Cholecystoduodenal fistula: a rare cause of gastric outlet obstruction-case report and imaging findings
DOI:
https://doi.org/10.18203/2320-6012.ijrms20250754Keywords:
Cholecystoduodenal fistula, Pneumobilia, Gastric outlet obstruction, Gallstone, Cholangitis, Endoscopy, Laparoscopic cholecystectomy, GastrojejunostomyAbstract
Cholecystoduodenal fistula (CDF) is a rare complication of chronic gallstone disease, characterized by an abnormal communication between the gallbladder and duodenum.
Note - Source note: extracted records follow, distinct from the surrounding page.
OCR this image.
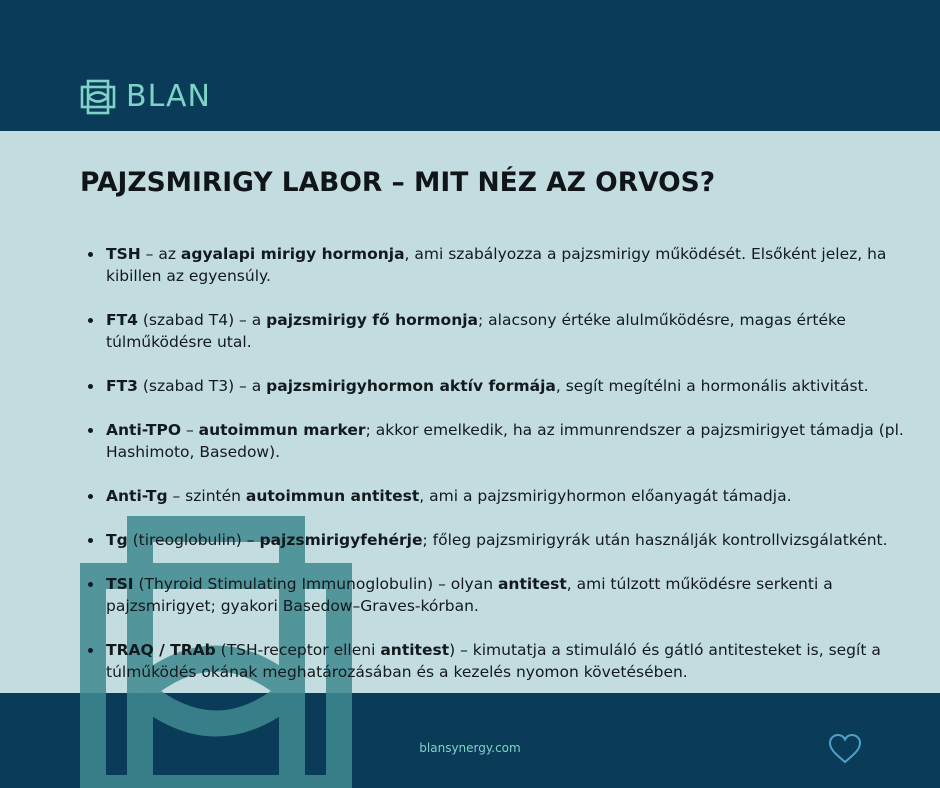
BLAN
PAJZSMIRIGY LABOR – MIT NÉZ AZ ORVOS?
TSH – az agyalapi mirigy hormonja, ami szabályozza a pajzsmirigy működését. Elsőként jelez, ha kibillen az egyensúly.
FT4 (szabad T4) – a pajzsmirigy fő hormonja; alacsony értéke alulműködésre, magas értéke túlműködésre utal.
FT3 (szabad T3) – a pajzsmirigyhormon aktív formája, segít megítélni a hormonális aktivitást.
Anti-TPO – autoimmun marker; akkor emelkedik, ha az immunrendszer a pajzsmirigyet támadja (pl. Hashimoto, Basedow).
Anti-Tg – szintén autoimmun antitest, ami a pajzsmirigyhormon előanyagát támadja.
Tg (tireoglobulin) – pajzsmirigyfehérje; főleg pajzsmirigyrák után használják kontrollvizsgálatként.
TSI (Thyroid Stimulating Immunoglobulin) – olyan antitest, ami túlzott működésre serkenti a pajzsmirigyet; gyakori Basedow–Graves-kórban.
TRAQ / TRAb (TSH-receptor elleni antitest) – kimutatja a stimuláló és gátló antitesteket is, segít a túlműködés okának meghatározásában és a kezelés nyomon követésében.
blansynergy.com
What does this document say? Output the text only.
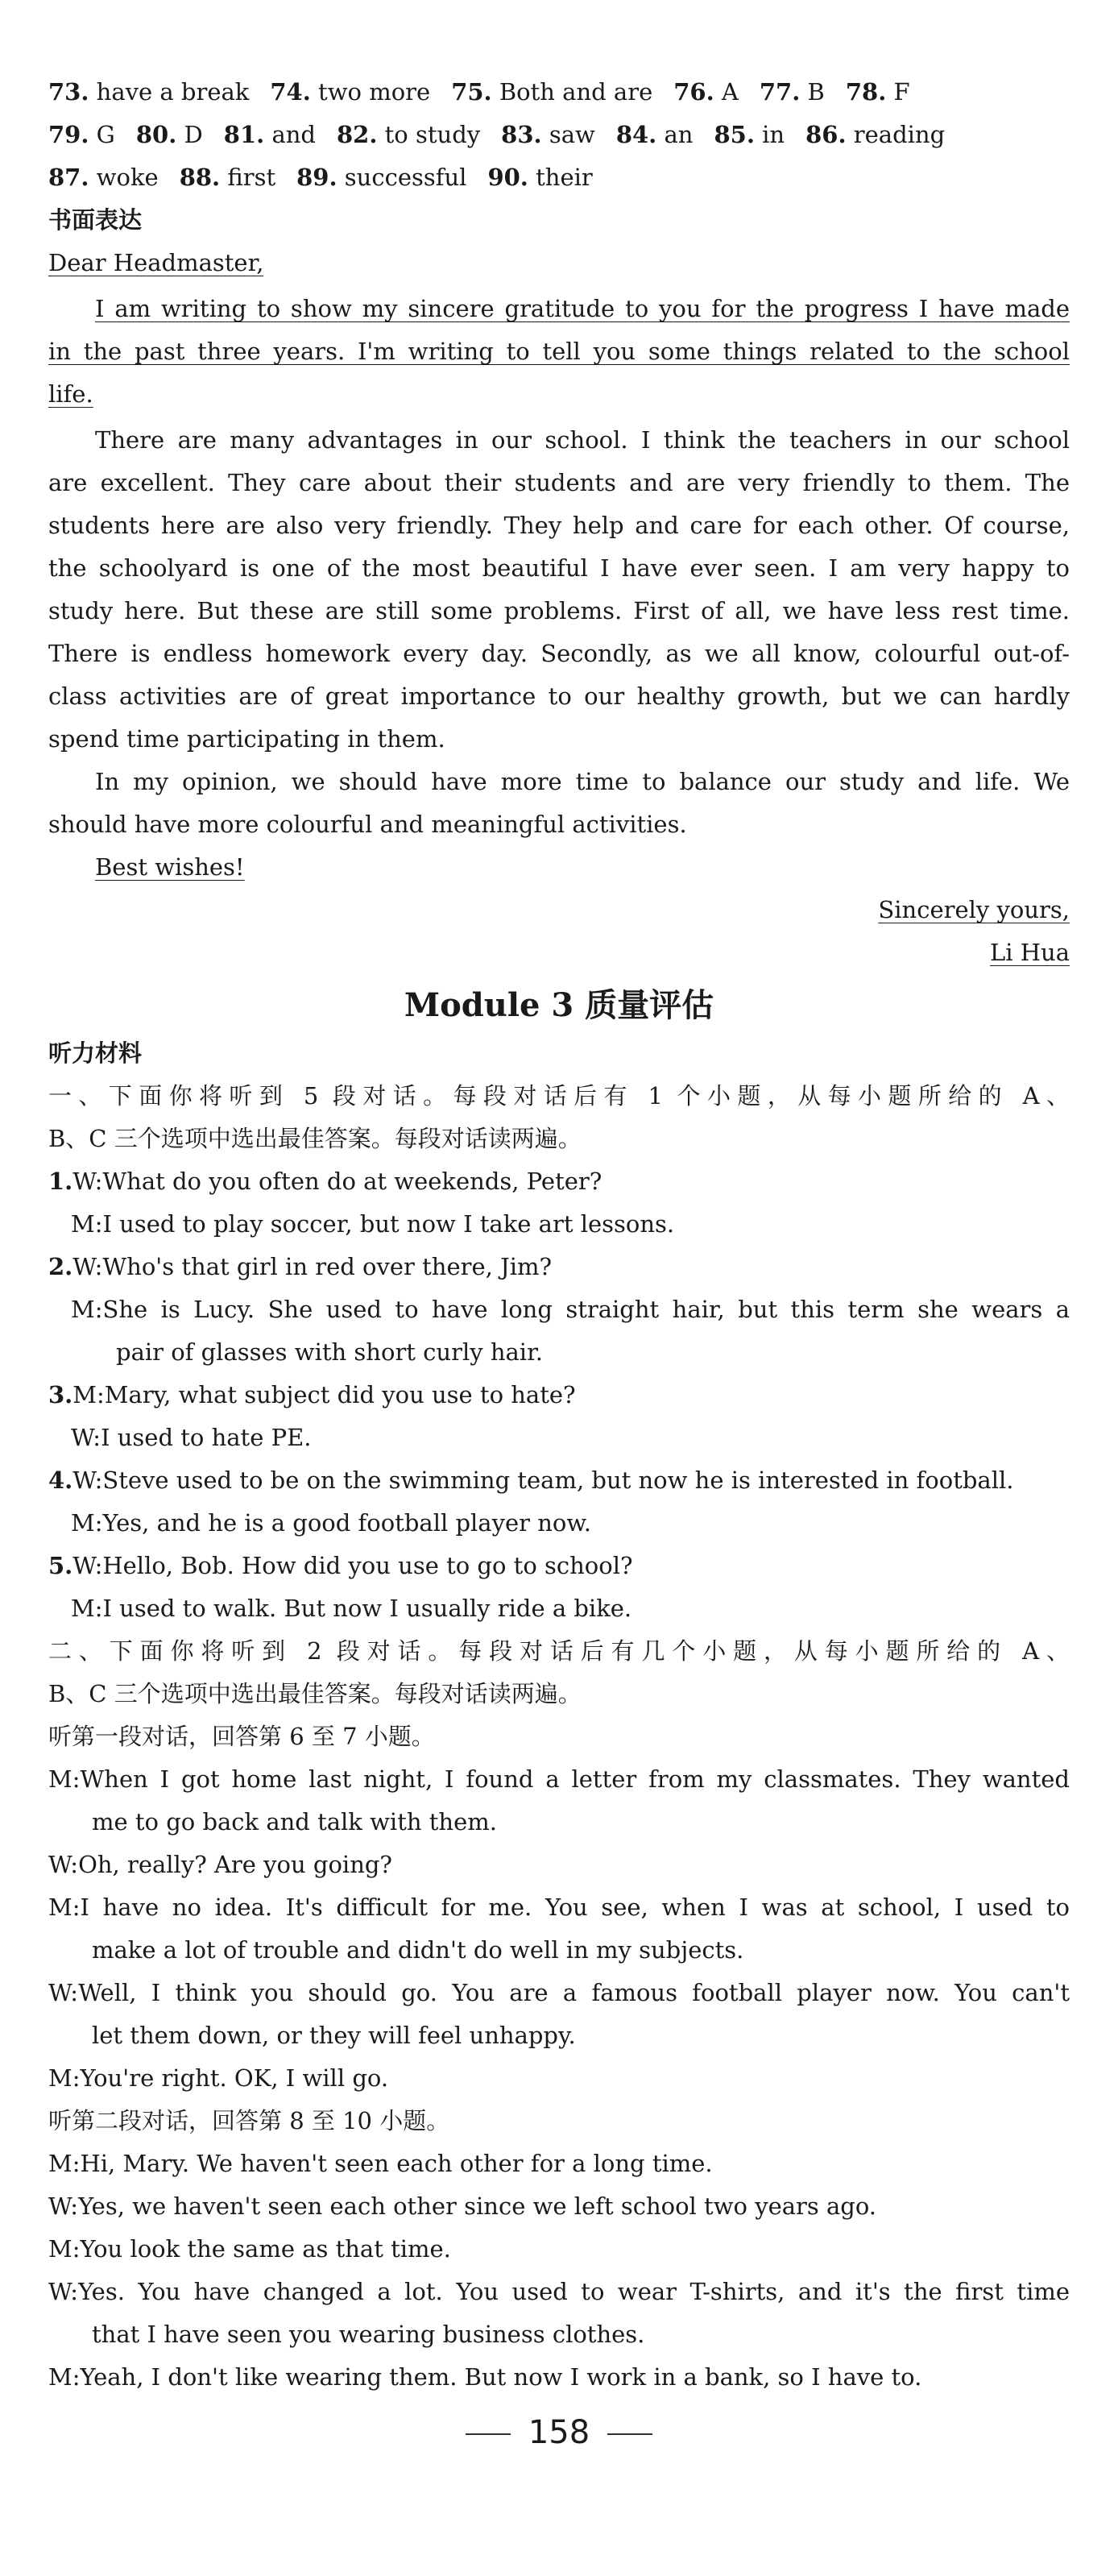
73. have a break 74. two more 75. Both and are 76. A 77. B 78. F
79. G 80. D 81. and 82. to study 83. saw 84. an 85. in 86. reading
87. woke 88. first 89. successful 90. their
书面表达
Dear Headmaster,
I am writing to show my sincere gratitude to you for the progress I have made
in the past three years. I'm writing to tell you some things related to the school
life.
There are many advantages in our school. I think the teachers in our school
are excellent. They care about their students and are very friendly to them. The
students here are also very friendly. They help and care for each other. Of course,
the schoolyard is one of the most beautiful I have ever seen. I am very happy to
study here. But these are still some problems. First of all, we have less rest time.
There is endless homework every day. Secondly, as we all know, colourful out-of-
class activities are of great importance to our healthy growth, but we can hardly
spend time participating in them.
In my opinion, we should have more time to balance our study and life. We
should have more colourful and meaningful activities.
Best wishes!
Sincerely yours,
Li Hua
Module 3 质量评估
听力材料
一、下面你将听到 5 段对话。每段对话后有 1 个小题，从每小题所给的 A、
B、C 三个选项中选出最佳答案。每段对话读两遍。
1.W:What do you often do at weekends, Peter?
M:I used to play soccer, but now I take art lessons.
2.W:Who's that girl in red over there, Jim?
M:She is Lucy. She used to have long straight hair, but this term she wears a
pair of glasses with short curly hair.
3.M:Mary, what subject did you use to hate?
W:I used to hate PE.
4.W:Steve used to be on the swimming team, but now he is interested in football.
M:Yes, and he is a good football player now.
5.W:Hello, Bob. How did you use to go to school?
M:I used to walk. But now I usually ride a bike.
二、下面你将听到 2 段对话。每段对话后有几个小题，从每小题所给的 A、
B、C 三个选项中选出最佳答案。每段对话读两遍。
听第一段对话，回答第 6 至 7 小题。
M:When I got home last night, I found a letter from my classmates. They wanted
me to go back and talk with them.
W:Oh, really? Are you going?
M:I have no idea. It's difficult for me. You see, when I was at school, I used to
make a lot of trouble and didn't do well in my subjects.
W:Well, I think you should go. You are a famous football player now. You can't
let them down, or they will feel unhappy.
M:You're right. OK, I will go.
听第二段对话，回答第 8 至 10 小题。
M:Hi, Mary. We haven't seen each other for a long time.
W:Yes, we haven't seen each other since we left school two years ago.
M:You look the same as that time.
W:Yes. You have changed a lot. You used to wear T-shirts, and it's the first time
that I have seen you wearing business clothes.
M:Yeah, I don't like wearing them. But now I work in a bank, so I have to.
158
It is often asymptomatic but may present with complications such as gastric outlet obstruction (GOO), gallstone ileus, or cholangitis. Due to its nonspecific clinical presentation, CDF is often diagnosed incidentally on imaging or during surgery. In rare cases, it can lead to GOO, usually due to chronic inflammation-induced duodenal stenosis. Early recognition is crucial to prevent complications and guide appropriate management. We present the case of a 66-year-old male with a history of gallstone disease who developed progressive nausea, vomiting, and weight loss over two months. Abdominal examination revealed mild epigastric tenderness. Routine blood investigations were unremarkable. Contrast-enhanced CT abdomen showed pneumobilia, a contracted gallbladder with a direct fistulous communication to the duodenum, and significant enhancing thickening of the pyloroduodenal region, suggesting chronic inflammation-induced GOO. Upper gastrointestinal endoscopy confirmed pyloric stenosis without an obstructing gallstone. The patient underwent laparoscopic cholecystectomy with fistula closure and gastrojejunostomy, with significant symptomatic improvement postoperatively. This case highlights the suspicion of CDF in cases of unexplained GOO with pneumobilia.